Parteilinke und Gewerkschaften haben Konzept kritisiert. Parteichef will einlenken. Bei Schwarz-Gelb zeichnen sich Eckpunkte ab.
Berlin. Parteichef Sigmar Gabriel ist nach Kritik auch aus den eigenen Reihen und den Gewerkschaften am SPD-Rentenkonzept zu Korrekturen bei der Rente mit 67 bereit. Im Gegensatz zur bisherigen Linie will Gabriel im Falle einer SPD-geführten Regierung zehntausenden Arbeitnehmern eine abschlagsfreie Rente ab dem 65. Lebensjahr erlauben: Wer 45 Versicherungsjahre habe, solle ohne Einbußen mit dem 65. Geburtstag in Rente gehen können, heißt es in Gabriels Beschlussempfehlung für den SPD-Vorstand an diesem Montag, die der „Süddeutschen Zeitung“ vorliegt. Ein SPD-Sprecher bestätigte den Vorabbericht der Zeitung.
Derzeit wird die einst von der großen Koalition beschlossene Rente mit 67 bis 2029 schrittweise eingeführt, Gabriel wollte bislang daran festhalten. Arbeitnehmer bekommen danach nur dann mit 65 Jahren ihre volle Rente, wenn sie 45 Jahre Beiträge gezahlt haben. Im Unterschied zu Beitragsjahren gelten als Versicherungszeiten, die Gabriel nun stärker als Kriterium heranziehen will, auch Perioden der Arbeitslosigkeit sowie Kindererziehungsjahre. An der Absenkung des gesetzlichen Rentenniveaus von derzeit etwa 50 auf 43 Prozent des durchschnittlichen Nettolohns – auch dies war von der Parteilinken kritisiert worden – will Gabriel nichts ändern.
Sein Vorschlag ist laut Zeitung, die sich auf Angaben aus SPD-Führungskreisen beruft, mit den Gewerkschaften abgestimmt und soll auch den SPD-Streit um das künftige Rentenniveau entschärfen. Informell hätten Politiker des linken Flügels sowie die denkbaren Kanzlerkandidaten, Fraktionschef Frank-Walter Steinmeier und Peer Steinbrück, Zustimmung signalisiert.
Kern von Gabriels Rentenkonzept ist eine Mindestrente von 850 Euro für alle, die 30 Jahre lang Beiträge gezahlt haben. Eine Solidarrente soll Geringverdienern eine steuerfinanzierte Grundsicherung von 850 Euro garantieren.
Arbeitsministerin Ursula von der Leyen (CDU) setzt dagegen auf eine teils aus Beiträgen finanzierte Zuschussrente für Geringverdiener. Ihr Konzept ist aber in der Union und der Koalition heftig umstritten.

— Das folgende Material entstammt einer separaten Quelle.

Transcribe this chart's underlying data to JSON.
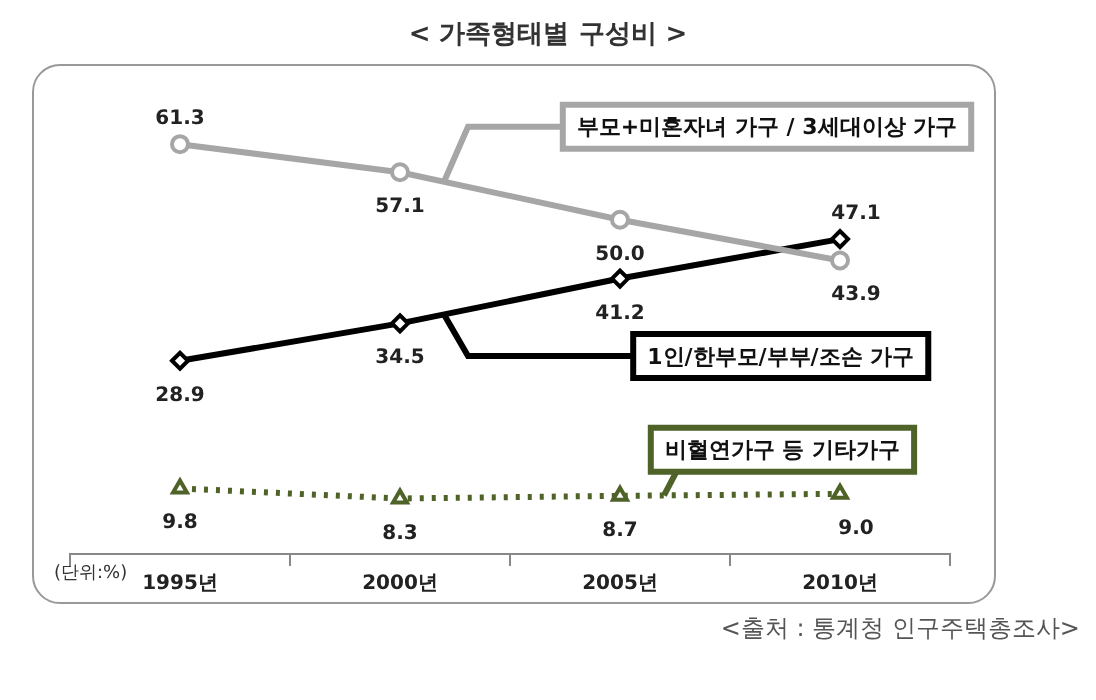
{
  "chart_data": {
    "type": "line",
    "title": "< 가족형태별 구성비 >",
    "categories": [
      "1995년",
      "2000년",
      "2005년",
      "2010년"
    ],
    "series": [
      {
        "name": "부모+미혼자녀 가구 / 3세대이상 가구",
        "color": "#a6a6a6",
        "values": [
          61.3,
          57.1,
          50.0,
          43.9
        ],
        "value_labels": [
          "61.3",
          "57.1",
          "50.0",
          "43.9"
        ],
        "marker": "circle",
        "line_style": "solid"
      },
      {
        "name": "1인/한부모/부부/조손 가구",
        "color": "#000000",
        "values": [
          28.9,
          34.5,
          41.2,
          47.1
        ],
        "value_labels": [
          "28.9",
          "34.5",
          "41.2",
          "47.1"
        ],
        "marker": "diamond",
        "line_style": "solid"
      },
      {
        "name": "비혈연가구 등 기타가구",
        "color": "#4f6228",
        "values": [
          9.8,
          8.3,
          8.7,
          9.0
        ],
        "value_labels": [
          "9.8",
          "8.3",
          "8.7",
          "9.0"
        ],
        "marker": "triangle",
        "line_style": "dotted"
      }
    ],
    "tick_labels": "x",
    "grid": false,
    "legend": false,
    "annotations": [
      "(단위:%)",
      "<출처 : 통계청 인구주택총조사>"
    ]
  }
}
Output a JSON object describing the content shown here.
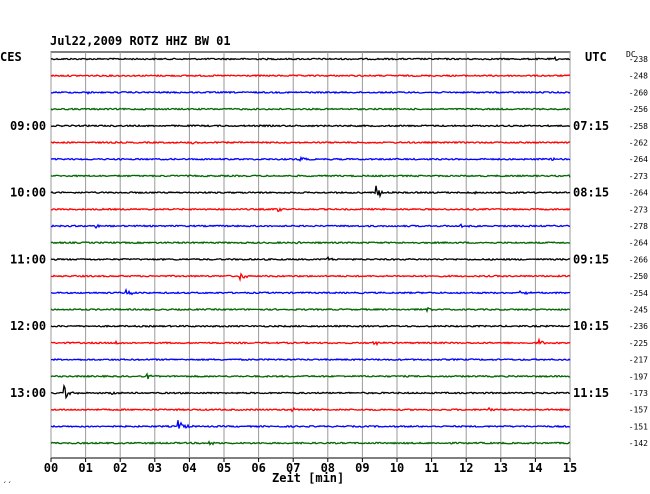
{
  "chart_data": {
    "type": "line",
    "title": "Jul22,2009   ROTZ HHZ BW 01",
    "xlabel": "Zeit [min]",
    "x_ticks": [
      "00",
      "01",
      "02",
      "03",
      "04",
      "05",
      "06",
      "07",
      "08",
      "09",
      "10",
      "11",
      "12",
      "13",
      "14",
      "15"
    ],
    "xlim": [
      0,
      15
    ],
    "left_header": "CES",
    "right_header": "UTC",
    "dc_header": "DC",
    "footer_mark": "´´",
    "grid": true,
    "trace_colors": [
      "#000000",
      "#ff0000",
      "#0000ff",
      "#006600"
    ],
    "left_time_labels": [
      {
        "row": 4,
        "label": "09:00"
      },
      {
        "row": 8,
        "label": "10:00"
      },
      {
        "row": 12,
        "label": "11:00"
      },
      {
        "row": 16,
        "label": "12:00"
      },
      {
        "row": 20,
        "label": "13:00"
      }
    ],
    "right_time_labels": [
      {
        "row": 4,
        "label": "07:15"
      },
      {
        "row": 8,
        "label": "08:15"
      },
      {
        "row": 12,
        "label": "09:15"
      },
      {
        "row": 16,
        "label": "10:15"
      },
      {
        "row": 20,
        "label": "11:15"
      }
    ],
    "dc_offsets": [
      "-238",
      "-248",
      "-260",
      "-256",
      "-258",
      "-262",
      "-264",
      "-273",
      "-264",
      "-273",
      "-278",
      "-264",
      "-266",
      "-250",
      "-254",
      "-245",
      "-236",
      "-225",
      "-217",
      "-197",
      "-173",
      "-157",
      "-151",
      "-142"
    ],
    "events": [
      {
        "row": 0,
        "minute": 14.6,
        "amp": 1.5
      },
      {
        "row": 2,
        "minute": 1.1,
        "amp": 1.2
      },
      {
        "row": 5,
        "minute": 4.1,
        "amp": 1.8
      },
      {
        "row": 6,
        "minute": 7.2,
        "amp": 2.5
      },
      {
        "row": 6,
        "minute": 14.5,
        "amp": 1.5
      },
      {
        "row": 7,
        "minute": 15.0,
        "amp": 2.5
      },
      {
        "row": 8,
        "minute": 9.4,
        "amp": 9
      },
      {
        "row": 8,
        "minute": 12.3,
        "amp": 1.8
      },
      {
        "row": 9,
        "minute": 6.6,
        "amp": 3.5
      },
      {
        "row": 10,
        "minute": 1.3,
        "amp": 2.2
      },
      {
        "row": 10,
        "minute": 11.8,
        "amp": 3
      },
      {
        "row": 11,
        "minute": 7.1,
        "amp": 1.5
      },
      {
        "row": 12,
        "minute": 8.0,
        "amp": 2
      },
      {
        "row": 13,
        "minute": 5.5,
        "amp": 4.5
      },
      {
        "row": 14,
        "minute": 2.2,
        "amp": 3.5
      },
      {
        "row": 14,
        "minute": 13.6,
        "amp": 2.5
      },
      {
        "row": 15,
        "minute": 10.9,
        "amp": 2
      },
      {
        "row": 17,
        "minute": 9.3,
        "amp": 3.5
      },
      {
        "row": 17,
        "minute": 14.1,
        "amp": 3.5
      },
      {
        "row": 17,
        "minute": 1.9,
        "amp": 1.5
      },
      {
        "row": 19,
        "minute": 2.8,
        "amp": 2.5
      },
      {
        "row": 20,
        "minute": 0.4,
        "amp": 7
      },
      {
        "row": 20,
        "minute": 1.8,
        "amp": 1.5
      },
      {
        "row": 21,
        "minute": 7.0,
        "amp": 2
      },
      {
        "row": 21,
        "minute": 12.7,
        "amp": 1.8
      },
      {
        "row": 22,
        "minute": 3.7,
        "amp": 6.5
      },
      {
        "row": 23,
        "minute": 4.6,
        "amp": 2.5
      }
    ]
  }
}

Allmählich zeichnen sich Eckpunkte für eine Kompromisslösung ab – die allerdings auch kostet.
So werden nach einem „Spiegel“-Bericht für eine Änderung der bisherigen Anrechnung der Riester-Rente bei der Grundsicherung im Alter bis zu vier Milliarden Euro veranschlagt. Mit der Maßnahme will die Union private Vorsorge besser belohnen. Zudem sollen bei Müttern, deren Kinder vor 1992 geboren wurden, die Erziehungszeiten bei der Rente höher bewerten werden.
Nach Angaben der „Leipziger Volkszeitung“ haben sich Union und FDP auf eine grundsätzliche Verbesserung beim Erwerbsminderungsschutz für jene verständigt, die nicht bis zum 67. Lebensalter arbeiten können.
Der Arbeitnehmerflügel der CDU mahnte ein rasches Konzept an: „Wir müssen verhindern, dass die Altersarmut zunimmt“, sagte der stellvertretende Vorsitzende der Christlich-Demokratischen Arbeitnehmerschaft (CDA), Christian Bäumler. Es müsse jetzt gehandelt werden. Sonst werde bis 2030 mindestens ein Drittel der Arbeitnehmer weniger als die Grundsicherung im Alter erhalten.